Concepts and solutions

Multiple OEMs now offer portals to help developers build applications using vehicle APIs. The portals can include vehicle status information such as location, charging status or errors. Some offer the ability to send data and commands to vehicles, enabling use cases such as drive experience personalization, customized patterns for locking and unlocking, anti-kinetosis, charging pattern optimization or sleep detection.   

These developer portals are key enablers for SDV ecosystem growth, providing the foundation for third-party applications that integrate seamlessly with vehicle systems. They support innovative use cases ranging from fleet management and smart home integration to personalized vehicle experiences and connected services. The portals also create opportunities for developers to build applications that use vehicle data and control capabilities while maintaining security and safety standards.

The developer experience and functionality vary significantly across OEM portals, reflecting the early stage of this technology's evolution. Some portals offer comprehensive APIs with extensive documentation and testing tools, while others provide more limited access with basic functionality. This variation suggests the industry is still defining best practices for vehicle API design and developer engagement.

The growing availability of vehicle APIs through developer portals will accelerate innovation in the automotive ecosystem by enabling a broader range of developers to contribute to vehicle functionality. This approach will also help OEMs differentiate their vehicles through unique applications and services while maintaining control over critical vehicle systems. As the automotive industry evolves, developer portals will become essential for building vibrant software ecosystems around vehicles.

The adoption of virtual ECUs (vECUs) for development continues to advance, enabling earlier integration and collaboration. OEMs are increasingly integrating multiple vECUs early in the software development lifecycle. Architectures now also interconnect supplier-owned vECU environments, allowing independent software deployment, faster iteration and earlier error detection when fixes are less costly.

However, OEMs’ expectations for vECUs must take into account that, while some cases achieve binary compatibility with hardware, the significant investment required to create exact replicas of complex ECUs often yields diminishing returns. The highest value lies in using vECUs to uncover integration issues early, analyze system behavior and run parallel simulations of vehicle instances with different software variants to accelerate validation cycles.

While vECU technology shows clear improvement and enables valuable workflows, a fully synchronized, hardware-identical virtual network — particularly concerning CPU clock speed synchronization for complex multi-vECU testing — remains a challenge. Focusing on high-value use cases, rather than exhaustive replication, offers the most pragmatic way to maximize vECU benefits.

Multi-tenant compute is a computing architecture where multiple, independent applications, services or virtual machines share the same physical hardware resources while maintaining strict isolation and security boundaries. In automotive contexts, this means running vehicle systems — such as infotainment, Advanced Driver Assistance Systems (ADAS), telematics and third-party applications — on shared computing platforms rather than dedicated hardware for each function.

The need for multi-tenant compute has emerged from the industry's shift toward new vehicle architectures. Traditional distributed ECU architectures are being replaced by zonal and central computing architectures that consolidate multiple functions onto shared platforms. This requires sophisticated resource management and isolation mechanisms to ensure safety-critical systems, infotainment applications and third-party services can coexist securely on the same hardware.

Multi-tenant operating systems like seL4 and L4Re provide the foundation for this architecture, offering formal verification of security properties and microkernel-based isolation. These systems enable OEMs to run applications from different suppliers, third-party services and internal systems on the same hardware with guaranteed security boundaries. They also provide resource management for efficient allocation of computing resources based on real-time demands.

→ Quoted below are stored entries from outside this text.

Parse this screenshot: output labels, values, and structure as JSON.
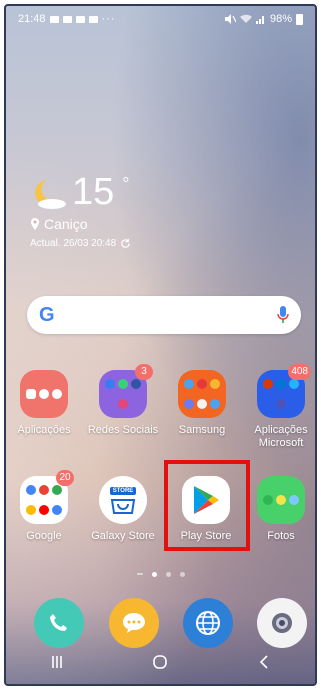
{
  "status_bar": {
    "time": "21:48",
    "more": "···",
    "battery": "98%"
  },
  "weather": {
    "temperature": "15",
    "degree": "°",
    "location": "Caniço",
    "updated": "Actual. 26/03 20:48"
  },
  "search": {
    "logo": "G"
  },
  "apps": [
    {
      "label": "Aplicações",
      "badge": ""
    },
    {
      "label": "Redes Sociais",
      "badge": "3"
    },
    {
      "label": "Samsung",
      "badge": ""
    },
    {
      "label": "Aplicações Microsoft",
      "badge": "408"
    },
    {
      "label": "Google",
      "badge": "20"
    },
    {
      "label": "Galaxy Store",
      "badge": ""
    },
    {
      "label": "Play Store",
      "badge": ""
    },
    {
      "label": "Fotos",
      "badge": ""
    }
  ],
  "galaxy_store_icon_text": "STORE",
  "colors": {
    "highlight": "#e31010",
    "badge": "#f36f6a"
  }
}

A vehicle abstraction layer (VAL) provides a higher-level interface to access a vehicle’s functionality without having detailed knowledge about the underlying implementation, sensors and actors. 

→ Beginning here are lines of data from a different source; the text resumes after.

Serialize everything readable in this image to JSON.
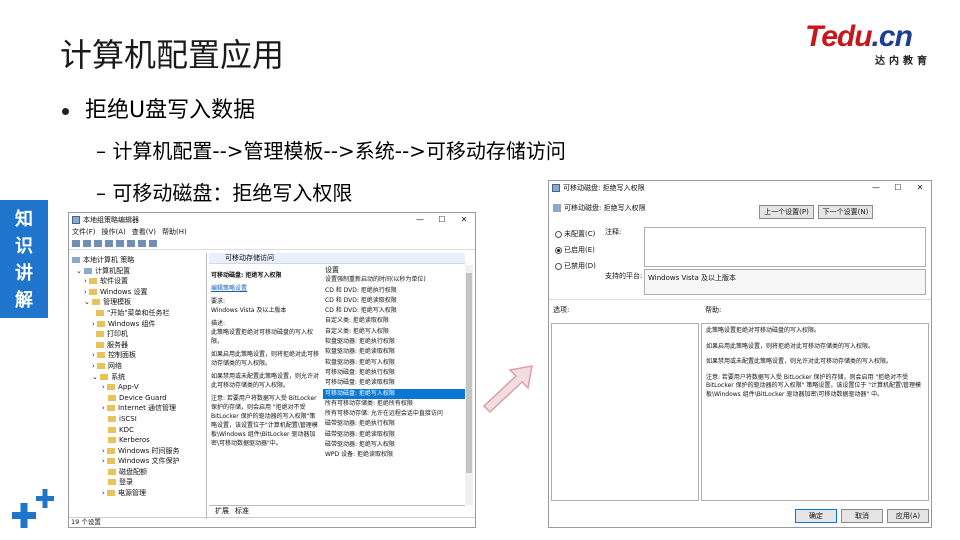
{
  "slide": {
    "title": "计算机配置应用",
    "bullet": "拒绝U盘写入数据",
    "sub1": "–  计算机配置-->管理模板-->系统-->可移动存储访问",
    "sub2": "–  可移动磁盘：拒绝写入权限",
    "side_tab": [
      "知",
      "识",
      "讲",
      "解"
    ],
    "logo": {
      "brand_main": "Tedu",
      "brand_suffix": ".cn",
      "sub": "达内教育"
    }
  },
  "gpedit": {
    "title": "本地组策略编辑器",
    "menu": [
      "文件(F)",
      "操作(A)",
      "查看(V)",
      "帮助(H)"
    ],
    "tree": [
      "本地计算机 策略",
      "计算机配置",
      "软件设置",
      "Windows 设置",
      "管理模板",
      "\"开始\"菜单和任务栏",
      "Windows 组件",
      "打印机",
      "服务器",
      "控制面板",
      "网络",
      "系统",
      "App-V",
      "Device Guard",
      "Internet 通信管理",
      "iSCSI",
      "KDC",
      "Kerberos",
      "Windows 时间服务",
      "Windows 文件保护",
      "磁盘配额",
      "登录",
      "电源管理"
    ],
    "header": "可移动存储访问",
    "desc": {
      "setting_title": "可移动磁盘: 拒绝写入权限",
      "edit_label": "编辑策略设置",
      "req_label": "要求:",
      "req_value": "Windows Vista 及以上版本",
      "desc_label": "描述:",
      "desc_text": "此策略设置拒绝对可移动磁盘的写入权限。",
      "p1": "如果启用此策略设置，则将拒绝对此可移动存储类的写入权限。",
      "p2": "如果禁用或未配置此策略设置，则允许对此可移动存储类的写入权限。",
      "note": "注意: 若要用户将数据写入受 BitLocker 保护的存储，则会启用 \"拒绝对不受 BitLocker 保护的驱动器的写入权限\"策略设置，该设置位于\"计算机配置\\管理模板\\Windows 组件\\BitLocker 驱动器加密\\可移动数据驱动器\"中。"
    },
    "list_header": "设置",
    "items": [
      "设置强制重新启动的时间(以秒为单位)",
      "CD 和 DVD: 拒绝执行权限",
      "CD 和 DVD: 拒绝读取权限",
      "CD 和 DVD: 拒绝写入权限",
      "自定义类: 拒绝读取权限",
      "自定义类: 拒绝写入权限",
      "软盘驱动器: 拒绝执行权限",
      "软盘驱动器: 拒绝读取权限",
      "软盘驱动器: 拒绝写入权限",
      "可移动磁盘: 拒绝执行权限",
      "可移动磁盘: 拒绝读取权限",
      "可移动磁盘: 拒绝写入权限",
      "所有可移动存储类: 拒绝所有权限",
      "所有可移动存储: 允许在远程会话中直接访问",
      "磁带驱动器: 拒绝执行权限",
      "磁带驱动器: 拒绝读取权限",
      "磁带驱动器: 拒绝写入权限",
      "WPD 设备: 拒绝读取权限"
    ],
    "selected_index": 11,
    "tabs": [
      "扩展",
      "标准"
    ],
    "status": "19 个设置"
  },
  "dialog": {
    "title": "可移动磁盘: 拒绝写入权限",
    "setting_name": "可移动磁盘: 拒绝写入权限",
    "prev_btn": "上一个设置(P)",
    "next_btn": "下一个设置(N)",
    "radios": [
      "未配置(C)",
      "已启用(E)",
      "已禁用(D)"
    ],
    "selected_radio": 1,
    "comment_label": "注释:",
    "platform_label": "支持的平台:",
    "platform_value": "Windows Vista 及以上版本",
    "options_label": "选项:",
    "help_label": "帮助:",
    "help": [
      "此策略设置拒绝对可移动磁盘的写入权限。",
      "如果启用此策略设置，则将拒绝对此可移动存储类的写入权限。",
      "如果禁用或未配置此策略设置，则允许对此可移动存储类的写入权限。",
      "注意: 若要用户将数据写入受 BitLocker 保护的存储，则会启用 \"拒绝对不受 BitLocker 保护的驱动器的写入权限\" 策略设置，该设置位于 \"计算机配置\\管理模板\\Windows 组件\\BitLocker 驱动器加密\\可移动数据驱动器\" 中。"
    ],
    "ok": "确定",
    "cancel": "取消",
    "apply": "应用(A)"
  },
  "colors": {
    "accent": "#1f75cc",
    "brand_red": "#c8161d",
    "brand_blue": "#1c3f94",
    "selection": "#0a76d6",
    "arrow": "#d9a0a8"
  }
}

Unlike the traditional approach of pre-planned, signal-based communication between components, a VAL abstracts a vehicle’s capabilities, separating hardware-bound software from features software. This allows more flexibility for additional features provided by application updates, supports the porting of features to different vehicle models, and is essential for external solution providers such as ADAS and AD, infotainment systems or connected mobility services.

Many OEMs include the VAL concept in their internal architecture, but there are also more public examples that include this concept, such as Android Automotive, Veecle.io and the Vehicle Information Service Specification (VISS).

While there are clear benefits to a VAL concept, it also comes with challenges, including difficulty supporting different service requirements. Some applications using the VAL need a response or execution done in real time, while others don’t, and implementing this mixed criticality is complex. 

Another challenge we observe in VAL design is ‘leaky’ abstractions, where API layers are implicitly coupled to hardware. This results in brittle architectures, sometimes with multiple layers of APIs, so even simple feature additions require widespread ‘shotgun surgery’ instead of isolated changes.